In the first part of October, attorney Jim Manley and the Mountain States Legal Foundation sued the United States Postal Service on behalf of Colorado residents Debbie and Tab Bonidy. The National Association for Gun Rights is also a party to the lawsuit as an organizational plaintiff. The suit was brought to challenge the USPS’s ban on functional firearms on any Postal Service property with few limited exceptions.
An amended lawsuit has now been filed in the case. There is little change in the amended complaint when compared to the original complaint. The first changes are that Postmaster General John Potter and Avon, Colorado Postmaster Steve Ruehle are now only being sued in their official capacities.
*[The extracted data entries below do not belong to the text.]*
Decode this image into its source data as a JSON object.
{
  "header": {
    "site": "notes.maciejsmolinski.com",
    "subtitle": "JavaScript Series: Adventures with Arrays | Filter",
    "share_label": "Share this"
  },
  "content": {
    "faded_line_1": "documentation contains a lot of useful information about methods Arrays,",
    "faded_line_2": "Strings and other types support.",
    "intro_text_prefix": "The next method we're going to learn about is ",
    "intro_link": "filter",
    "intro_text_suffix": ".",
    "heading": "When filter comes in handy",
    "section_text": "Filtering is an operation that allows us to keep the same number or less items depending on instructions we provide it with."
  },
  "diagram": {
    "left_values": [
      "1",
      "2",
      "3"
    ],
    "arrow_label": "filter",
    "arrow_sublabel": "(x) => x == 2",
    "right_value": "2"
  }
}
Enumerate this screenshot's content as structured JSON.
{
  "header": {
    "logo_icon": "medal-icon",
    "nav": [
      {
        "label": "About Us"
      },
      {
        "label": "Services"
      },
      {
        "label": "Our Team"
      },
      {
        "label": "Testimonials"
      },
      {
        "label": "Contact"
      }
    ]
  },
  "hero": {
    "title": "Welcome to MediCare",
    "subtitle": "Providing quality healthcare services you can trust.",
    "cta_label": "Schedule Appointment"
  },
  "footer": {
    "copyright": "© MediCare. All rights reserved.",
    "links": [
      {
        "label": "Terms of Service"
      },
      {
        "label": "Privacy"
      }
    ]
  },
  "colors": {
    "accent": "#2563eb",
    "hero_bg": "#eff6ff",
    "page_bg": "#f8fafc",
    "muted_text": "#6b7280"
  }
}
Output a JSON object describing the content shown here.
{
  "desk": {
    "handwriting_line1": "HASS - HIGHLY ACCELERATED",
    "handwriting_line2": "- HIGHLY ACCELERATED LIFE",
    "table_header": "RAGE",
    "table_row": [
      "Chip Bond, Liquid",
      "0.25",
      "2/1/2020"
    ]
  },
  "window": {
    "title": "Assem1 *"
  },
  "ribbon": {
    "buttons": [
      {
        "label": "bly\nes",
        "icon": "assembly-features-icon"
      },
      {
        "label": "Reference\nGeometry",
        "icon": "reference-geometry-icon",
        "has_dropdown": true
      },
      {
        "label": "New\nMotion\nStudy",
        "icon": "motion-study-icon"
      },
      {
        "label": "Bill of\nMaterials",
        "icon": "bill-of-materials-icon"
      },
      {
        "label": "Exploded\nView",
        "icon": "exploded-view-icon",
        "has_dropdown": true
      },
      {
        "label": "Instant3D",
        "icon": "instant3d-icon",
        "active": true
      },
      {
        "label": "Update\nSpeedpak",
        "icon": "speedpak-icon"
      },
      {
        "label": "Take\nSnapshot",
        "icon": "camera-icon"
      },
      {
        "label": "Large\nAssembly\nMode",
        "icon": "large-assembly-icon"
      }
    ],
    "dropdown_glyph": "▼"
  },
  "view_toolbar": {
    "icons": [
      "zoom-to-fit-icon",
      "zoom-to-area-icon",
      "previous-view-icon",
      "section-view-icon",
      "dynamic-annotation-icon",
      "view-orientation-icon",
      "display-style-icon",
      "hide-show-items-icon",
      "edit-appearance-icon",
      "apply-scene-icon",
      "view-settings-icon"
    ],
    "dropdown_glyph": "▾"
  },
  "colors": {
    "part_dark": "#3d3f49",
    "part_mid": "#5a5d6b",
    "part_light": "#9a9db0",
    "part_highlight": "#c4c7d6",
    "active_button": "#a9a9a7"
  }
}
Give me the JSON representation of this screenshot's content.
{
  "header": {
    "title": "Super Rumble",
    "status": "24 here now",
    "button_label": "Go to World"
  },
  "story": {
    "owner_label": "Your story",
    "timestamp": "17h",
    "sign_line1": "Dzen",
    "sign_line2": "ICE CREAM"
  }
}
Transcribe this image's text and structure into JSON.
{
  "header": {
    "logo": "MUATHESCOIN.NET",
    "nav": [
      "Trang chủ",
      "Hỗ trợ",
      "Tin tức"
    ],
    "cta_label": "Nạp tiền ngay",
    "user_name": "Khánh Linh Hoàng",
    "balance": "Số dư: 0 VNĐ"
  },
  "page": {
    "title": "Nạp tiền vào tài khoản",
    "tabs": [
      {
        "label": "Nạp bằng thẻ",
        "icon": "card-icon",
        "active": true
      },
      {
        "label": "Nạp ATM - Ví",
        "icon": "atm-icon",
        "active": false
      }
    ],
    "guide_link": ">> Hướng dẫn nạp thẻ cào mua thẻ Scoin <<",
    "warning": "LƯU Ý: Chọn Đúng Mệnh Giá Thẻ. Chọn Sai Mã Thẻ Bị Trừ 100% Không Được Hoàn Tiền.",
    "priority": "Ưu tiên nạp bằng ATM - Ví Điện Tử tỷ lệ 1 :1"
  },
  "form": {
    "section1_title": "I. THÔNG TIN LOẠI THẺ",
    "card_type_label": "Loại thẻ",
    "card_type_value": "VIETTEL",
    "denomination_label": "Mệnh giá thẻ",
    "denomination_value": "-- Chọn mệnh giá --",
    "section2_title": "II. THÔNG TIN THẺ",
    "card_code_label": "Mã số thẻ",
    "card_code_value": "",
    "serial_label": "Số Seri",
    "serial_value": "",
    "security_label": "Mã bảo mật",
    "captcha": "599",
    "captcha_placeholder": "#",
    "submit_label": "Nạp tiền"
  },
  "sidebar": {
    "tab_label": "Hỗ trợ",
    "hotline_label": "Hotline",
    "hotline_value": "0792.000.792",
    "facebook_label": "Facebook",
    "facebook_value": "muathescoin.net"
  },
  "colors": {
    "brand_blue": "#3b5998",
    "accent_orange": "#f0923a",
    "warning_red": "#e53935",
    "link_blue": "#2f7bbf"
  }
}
The earlier complaint had both men being sued in both their official and individual capacities.
The remaining changes are, for the most part, stylistic in nature. For example, in paragraph 26 of the amended complaint, relief is asked from “continued enforcement and maintenance of Defendants’ unconstitutional laws, customs, practices, and policies.”
The first post on the lawsuit was picked up by a web news service for USPS managers and employees about two weeks after the lawsuit was filed. The link from PostalNews was put up a few days after two Postal Service employees were murdered at a small post office in western Tennessee. From the comments, you would have thought that Jim Manley was proposing some obscure pagan ritual involving human sacrifice.
One anti-gun postmistress went so far as to brag how she even made uniformed law enforcement officers leave their service weapons in their police cruiser rather than to allow a firearm into her post office. As it is, the murder of the Henning, TN USPS employees was committed by a (still) unknown assailant who chose to ignore both the USPS laws and regulations banning firearms and the criminal laws of the State of Tennessee regarding homicide.